Царь Соломон сказал: «Спеши в дом плача больше, чем в дом смеха»[17], а нередко человек делает «дом смеха» из собственного сердца, «дом», где нелепо и бесцельно проходит вся его жизнь. В постоянных заботах о мирских делах, многословии и смехе он хочет укрыться от какого бы то ни было напоминания о смерти: так согрешивший Адам, забыв о всеведении Бога, тщетно и жалко прятался от Него среди деревьев.
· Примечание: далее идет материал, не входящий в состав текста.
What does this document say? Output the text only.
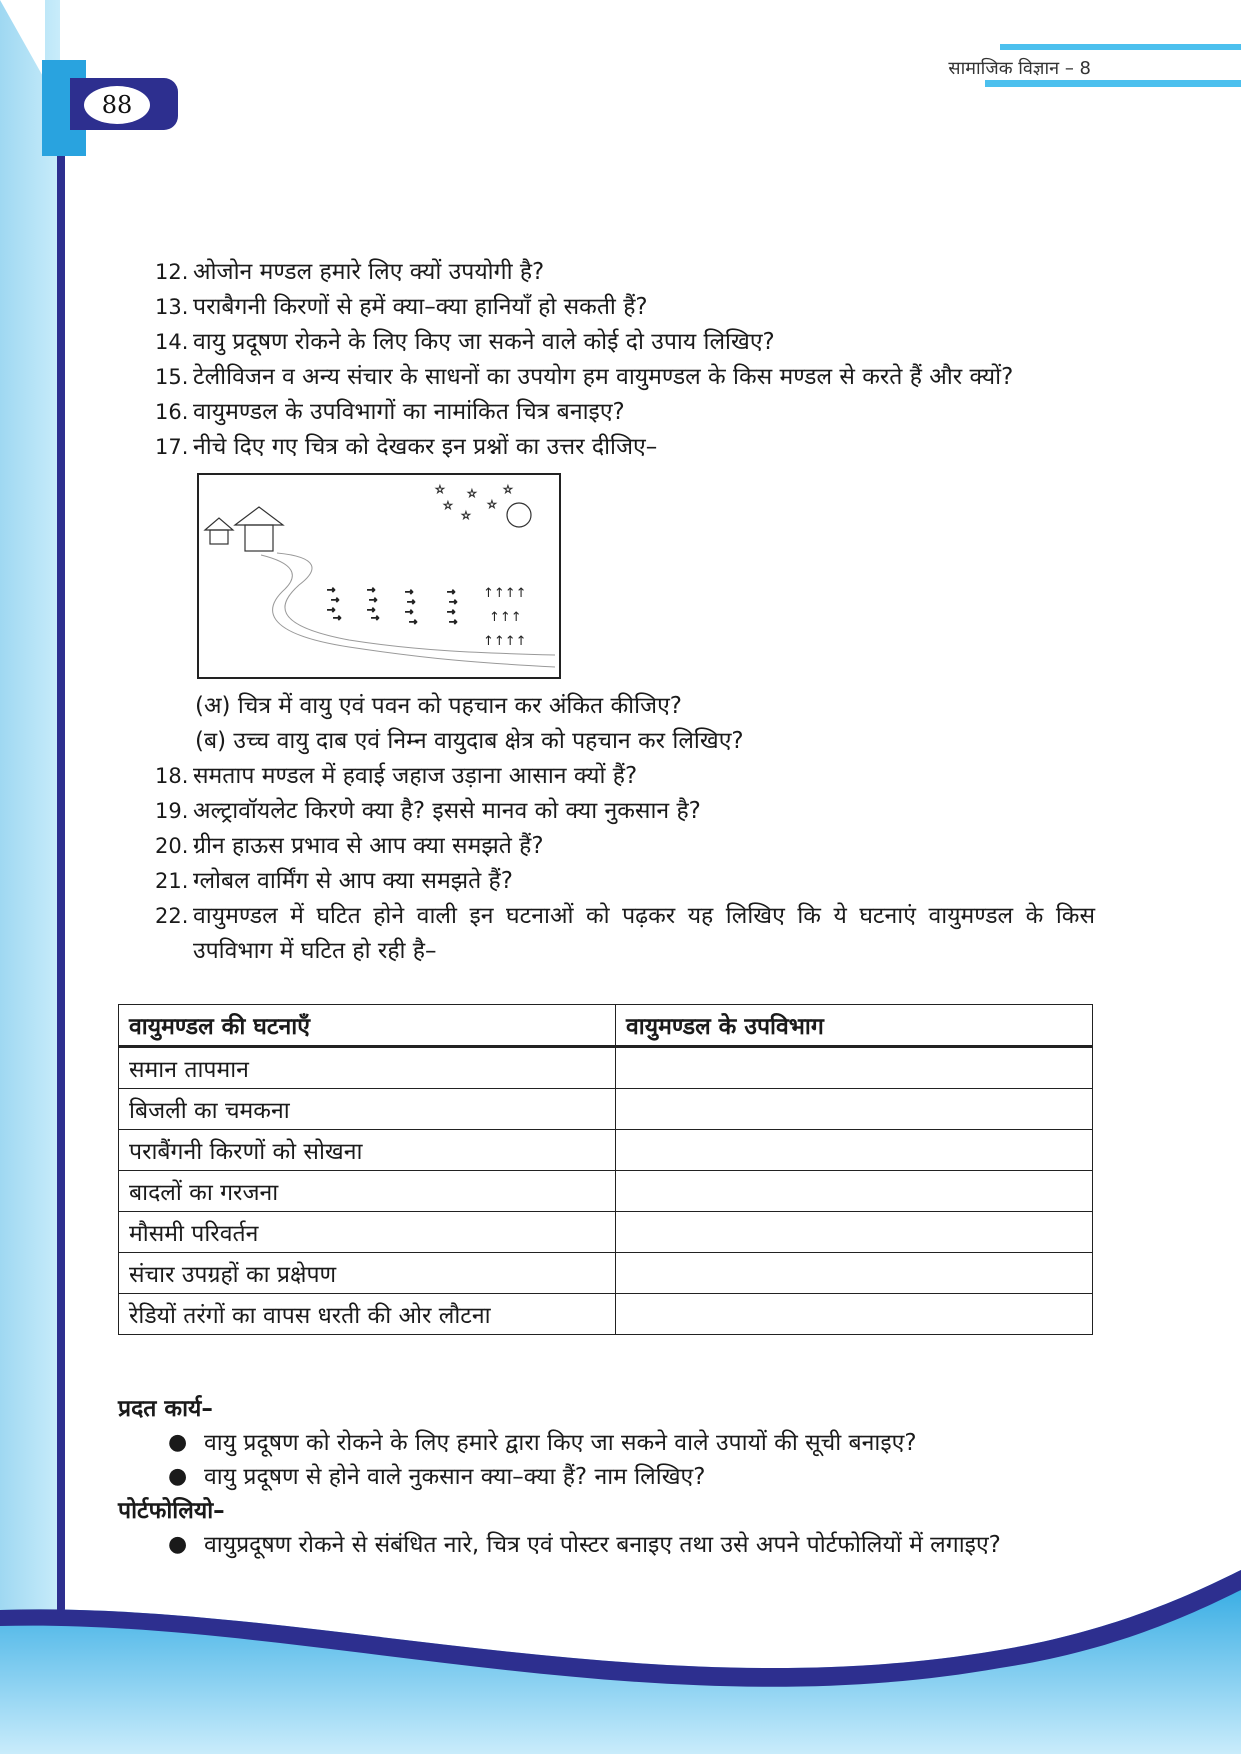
88
सामाजिक विज्ञान – 8
12. ओजोन मण्डल हमारे लिए क्यों उपयोगी है?
13. पराबैगनी किरणों से हमें क्या–क्या हानियाँ हो सकती हैं?
14. वायु प्रदूषण रोकने के लिए किए जा सकने वाले कोई दो उपाय लिखिए?
15. टेलीविजन व अन्य संचार के साधनों का उपयोग हम वायुमण्डल के किस मण्डल से करते हैं और क्यों?
16. वायुमण्डल के उपविभागों का नामांकित चित्र बनाइए?
17. नीचे दिए गए चित्र को देखकर इन प्रश्नों का उत्तर दीजिए–
☆ ☆ ☆
☆	☆
☆
→
→
→
→
→
→
→
→
→
→
→
→
→
→
→
→
↑↑↑↑
↑↑↑
↑↑↑↑
(अ) चित्र में वायु एवं पवन को पहचान कर अंकित कीजिए?
(ब) उच्च वायु दाब एवं निम्न वायुदाब क्षेत्र को पहचान कर लिखिए?
18. समताप मण्डल में हवाई जहाज उड़ाना आसान क्यों हैं?
19. अल्ट्रावॉयलेट किरणे क्या है? इससे मानव को क्या नुकसान है?
20. ग्रीन हाऊस प्रभाव से आप क्या समझते हैं?
21. ग्लोबल वार्मिंग से आप क्या समझते हैं?
22. वायुमण्डल में घटित होने वाली इन घटनाओं को पढ़कर यह लिखिए कि ये घटनाएं वायुमण्डल के किस उपविभाग में घटित हो रही है–
वायुमण्डल की घटनाएँ	वायुमण्डल के उपविभाग
समान तापमान	
बिजली का चमकना	
पराबैंगनी किरणों को सोखना	
बादलों का गरजना	
मौसमी परिवर्तन	
संचार उपग्रहों का प्रक्षेपण	
रेडियों तरंगों का वापस धरती की ओर लौटना	
प्रदत कार्य–
● वायु प्रदूषण को रोकने के लिए हमारे द्वारा किए जा सकने वाले उपायों की सूची बनाइए?
● वायु प्रदूषण से होने वाले नुकसान क्या–क्या हैं? नाम लिखिए?
पोर्टफोलियो–
● वायुप्रदूषण रोकने से संबंधित नारे, चित्र एवं पोस्टर बनाइए तथा उसे अपने पोर्टफोलियों में लगाइए?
Мы переживаем время, пропитанное фаустовским духом. Человек предлагает душу диаволу, желая увековечить земное бытие. Диавол – лжец, поэтому он охотно обещает то, что для него невозможно. Фауст выставляет для договора с сатаной, который подписывает собственной кровью, два условия. Первое – сатана должен дать ему наслаждение, которое наполнило бы его душу радостью, как наполняют кубок вином, до краев, когда он сказал бы: «Мне больше ничего не надо». Второе – сатана должен остановить мгновенье, сделать его продолжающимся бесконечно; время должно остановиться, как поток реки, внезапно превратившейся в лед.
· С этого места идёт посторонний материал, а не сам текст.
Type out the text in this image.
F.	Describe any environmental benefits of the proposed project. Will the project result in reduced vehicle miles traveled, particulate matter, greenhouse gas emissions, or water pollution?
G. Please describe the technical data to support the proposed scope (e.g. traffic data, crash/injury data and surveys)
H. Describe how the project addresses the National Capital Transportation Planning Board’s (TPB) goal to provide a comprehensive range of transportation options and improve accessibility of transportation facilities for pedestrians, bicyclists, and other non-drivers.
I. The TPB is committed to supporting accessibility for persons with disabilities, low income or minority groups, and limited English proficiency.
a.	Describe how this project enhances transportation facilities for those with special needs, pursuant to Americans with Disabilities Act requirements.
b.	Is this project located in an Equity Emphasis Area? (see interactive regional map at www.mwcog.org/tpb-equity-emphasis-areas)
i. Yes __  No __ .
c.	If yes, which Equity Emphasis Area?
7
Легенды о Фаусте собрал Гёте10 – оккультист высоких инициаций – и написал на основании их свою драму, которая является по сути своей розенкрейцерской мистерией. Здесь мы можем видеть сатанинскую стратегию: уничтожить память о смерти, употребив страсть. Страсть – это крючок, на который попадается человеческая душа. Страсть – это козырная карта в руках диавола, когда он начинает свою игру с человеком. Диавол обещает ему, как Фаусту, дать наслаждение, когда человек воскликнул бы: «Мгновенье, остановись!», и продлить это мгновенье, подобно тому как раскручивается нить шелкового кокона, только бесконечно. Всякая страсть противостоит памяти о смерти. Всякая страсть выбрасывает ее вон за пределы сознания. Память о смерти кажется человеку, ищущему счастья в наслаждениях, черной маской на свадьбе.
Для христианина же память о смерти, соединенная с молитвой, – это меч, направленный против демона. Пока человек помнит о предстоящем исходе, пока мистическое переживание смерти заставляет трепетать его сердце, он не может грешить, как не может, будучи в своем уме, спать у змеиной норы или веселиться в доме, охваченном пламенем.
Исполнение страсти – это ложная жизнь, это иллюзия того, что наслаждение может принести человеку счастье. И другая иллюзия – что наслаждение может продолжаться бесконечно (сердце должно поверить в такие нелепости, чтобы отдать себя страсти!). Вся человеческая жизнь – непрестанное крушение иллюзий – этих и иных, им подобных. Крушение иллюзий – урок, который человек постоянно получает и удивительно быстро забывает.
13
«Должно знать, что память смертная, как и все другие блага, есть дар Божий, ибо часто, находясь и у самих гробов, мы пребываем без слез и в ожесточении, а в другое время, и не имея такого печального зрелища перед глазами, приходим в умиление» (Преподобный Иоанн, игумен Синайской горы. Лествица. Слово 6, глава 20). – Ред.
14
См.: Еккл. 7, 6.– Ред.
15
Ср.: Лк. 6, 25.– Ред.
16
О преподобном Исихии, иноке горы Хорив (VI в.; память 3/16 октября), подробнее см.: Преподобный Иоанн, игумен Синайской горы. Лествица. Слово 6, глава 18.– Ред.
17
См.: Лучше ходить в дом плача об умершем, нежели ходить в дом пира; ибо таков конец всякого человека, и живой приложит это к своему сердцу. Сердце мудрых – в доме плача, а сердце глупых – в доме веселья (Еккл. 7, 2, 4). – Ред.